Manorom Accident: 40 Years On

1978 was a year of special prayer throughout OMF for spiritual breakthrough in Thailand.

On January 14, Thailand’s Children’s Day, several OMF families left Manorom Hospital for an outing. On the way home their minibus was hit head-on by a truck. Five adults and seven children died instantly, including two whole families. Five more were seriously injured.

Though used to violence and losses in service in Thailand, this crisis was greater than any of us had been through.

Reflections

To all affected the events are as vivid now as they were then. Time has not erased the pain of loss, nor the courage and spiritual fortitude of the survivors and grieving relatives.

Surpassing our inabilities to cope was the overwhelming reality of God’s enabling presence, and an assurance that what happened was under his loving sovereignty.

These impressions remain because I saw them up close as a personal friend of all who died. As the young, newly appointed OMF field leader in Thailand it was a crisis beyond my capacity to handle.

Questions flooded my mind: what could be said to the bereaved and the injured? Upper-most in my mind: Why had this tragedy happened? Why this waste? (Mark 14:4)

God’s Faithfulness

Like me, people asked ‘why?’ and many other questions, but amazingly with reverent trust and faith, rather than anger or dulled acceptance.
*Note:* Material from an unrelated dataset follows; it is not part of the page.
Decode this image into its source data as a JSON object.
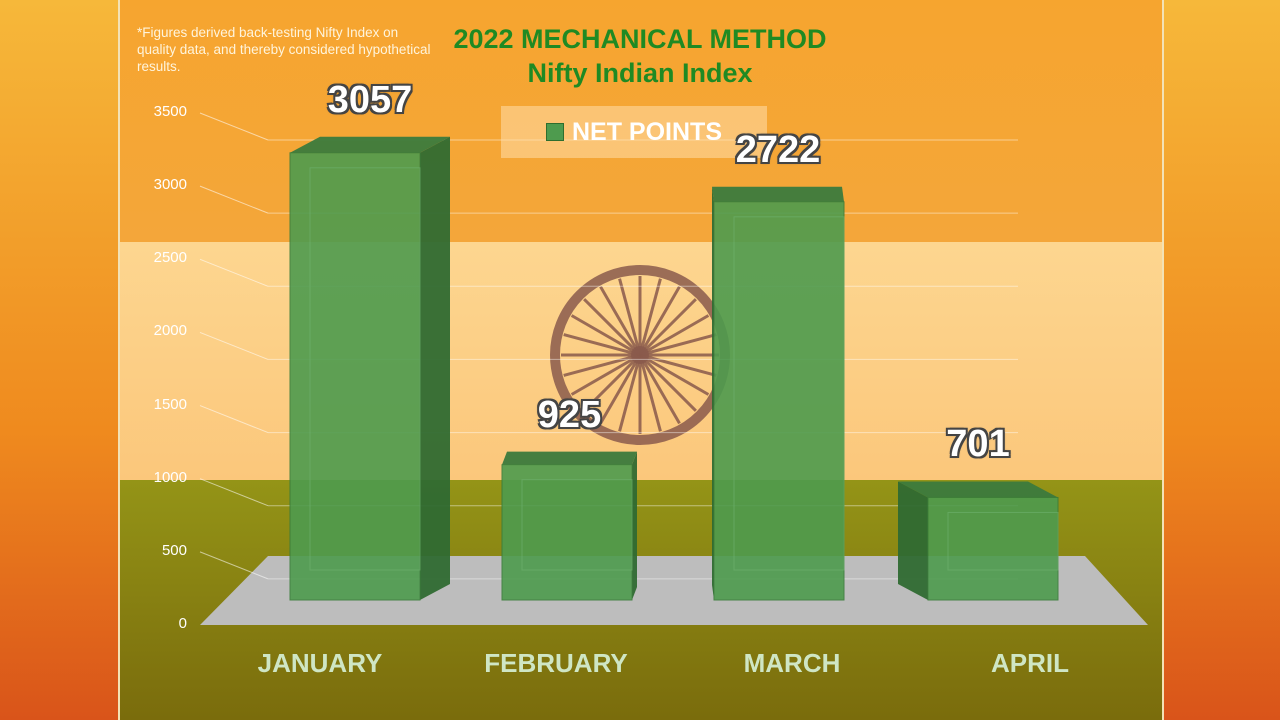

A surgeon whose wife and two daughters died but whose son survived, explained ‘God does not have to justify to me or give his reasons for what he has permitted.’

Another bereaved relative quoted Job ‘the Lord gave and the Lord has taken away, blessed be the name  of the Lord’ (Job 1:21) and spoke of ‘the privilege of offering to the Lord our costliest treasures, namely our children’.

An injured mother shared God’s love with many saying: ‘God cocooned me in his love. He wouldn’t carelessly let this happen.’

To the question of whether this was spiritual warfare, and connected to the prayer for breakthrough, there were no simple answers. Spiritual attacks were relatively common in Thailand. But we all understood that ‘in the battle, the cross precedes the crown’: that suffering is a price to be paid and an honour in following Christ. One parent speaking of their loss and the cost of evangelism said ‘in Thailand we don’t count converts, we weigh them.’

There was puzzlement but never despair, and a note of hope throughout the events and beyond. The Lord’s comfort and reassurance was real and some of our friends were ‘home’ and in heaven.

God led volunteers to come and strengthen the depleted team. News of the accident moved a Thai paediatrician to serve at Manorom, the first Thai doctor to join the staff.

A memorial fund for the 12 who died also helped pay for an excellent site for a conference centre and campsite to serve churches in Central Thailand.

Latterly as I travelled around the world I met many whose lives had been touched by the book In His Time by the mother of a surgeon who died.

We sang then as now: ‘How good is the God we adore, our Faithful Unchangeable Friend’.

David Pickard
In 1978 David was Thailand Field Director. He went on to serve as General Director from 1991 to 2001.